Saturday, May 05, 2012


After charging up the battery bank and then disconnecting the batteries I let them rest over night. I came back on board the next day and measured each battery's voltage and did two tests on each battery  using the Centech Battery Analyzer  and a 100 Amp Battery Load Tester.

Here's a quick video showing how to use the Centech Analyzer:

Here is the data I got from the Centech battery analyzer testing

                                      VOLTS   mOHM  CCA     BAT CAPACITY
BATTERY 1                   12.94      2.39      1235          100%
BATTERY 2                   12.45      2.33      1265          100%
BATTERY 3                   12.92      2.35      1241          100%
BATTERY 4 (suspect)   12.92      2.48      1179          100%

All batteries have passed the test from the analyzer.
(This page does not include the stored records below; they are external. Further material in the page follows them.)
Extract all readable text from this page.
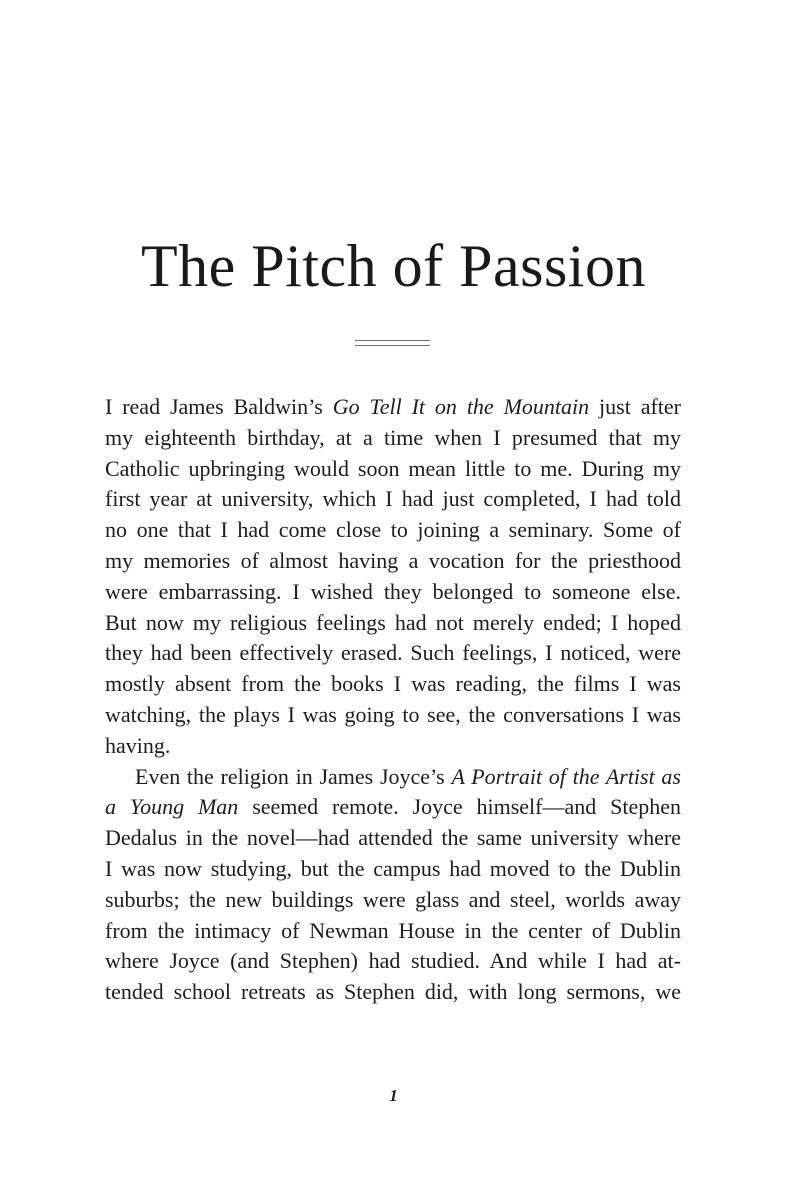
The Pitch of Passion
I read James Baldwin’s Go Tell It on the Mountain just after
my eighteenth birthday, at a time when I presumed that my
Catholic upbringing would soon mean little to me. During my
first year at university, which I had just completed, I had told
no one that I had come close to joining a seminary. Some of
my memories of almost having a vocation for the priesthood
were embarrassing. I wished they belonged to someone else.
But now my religious feelings had not merely ended; I hoped
they had been effectively erased. Such feelings, I noticed, were
mostly absent from the books I was reading, the films I was
watching, the plays I was going to see, the conversations I was
having.
Even the religion in James Joyce’s A Portrait of the Artist as
a Young Man seemed remote. Joyce himself—and Stephen
Dedalus in the novel—had attended the same university where
I was now studying, but the campus had moved to the Dublin
suburbs; the new buildings were glass and steel, worlds away
from the intimacy of Newman House in the center of Dublin
where Joyce (and Stephen) had studied. And while I had at-
tended school retreats as Stephen did, with long sermons, we
1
Though battery 4 (the lowest battery in the string) is certainly has a slightly diminished CCA (Cold Cranking Amps) reading compared to some of the others. But, it still passed the tests. The parasitic load from the Paktrakr that was on this battery for four years seems to have weakened it a little. It also has a slightly higher milliohm resistance reading compared to the other batteries not much more though. This might be due to some sulfation internal to the battery because of the parasitic load.

I followed the Centech battery analyzer test with the  100 Amp Battery Load Tester. All batteries passed that load test too:

Obviously, I will be keeping an eye on battery four which when I started this investigation would not even complete a charge on two separate battery chargers. After those results some might have just thrown the battery away and replaced it. But, as you can see it did manage to redeem it's self over time once the parasitic drain was removed. Why all of a sudden did I have this problem after four years? The only thing different this year is that I did not have my 48 volt Air X wind turbine also providing additional charging over the winter layup. This made the solar panels the only charging source and it may have not been enough considering the constant parascitic load on the fourth battery. I also added an additional device to monitor the charging of the battery bank. This additional load may have been enough to add additional sulfation to the suspect battery. So the lesson learned for this electric sailor is to keep parasitic loads off any one battery in the string. Another good thing from this investigation is I now have data to see how each individual battery the 48 volt propulsion bank ages from here on.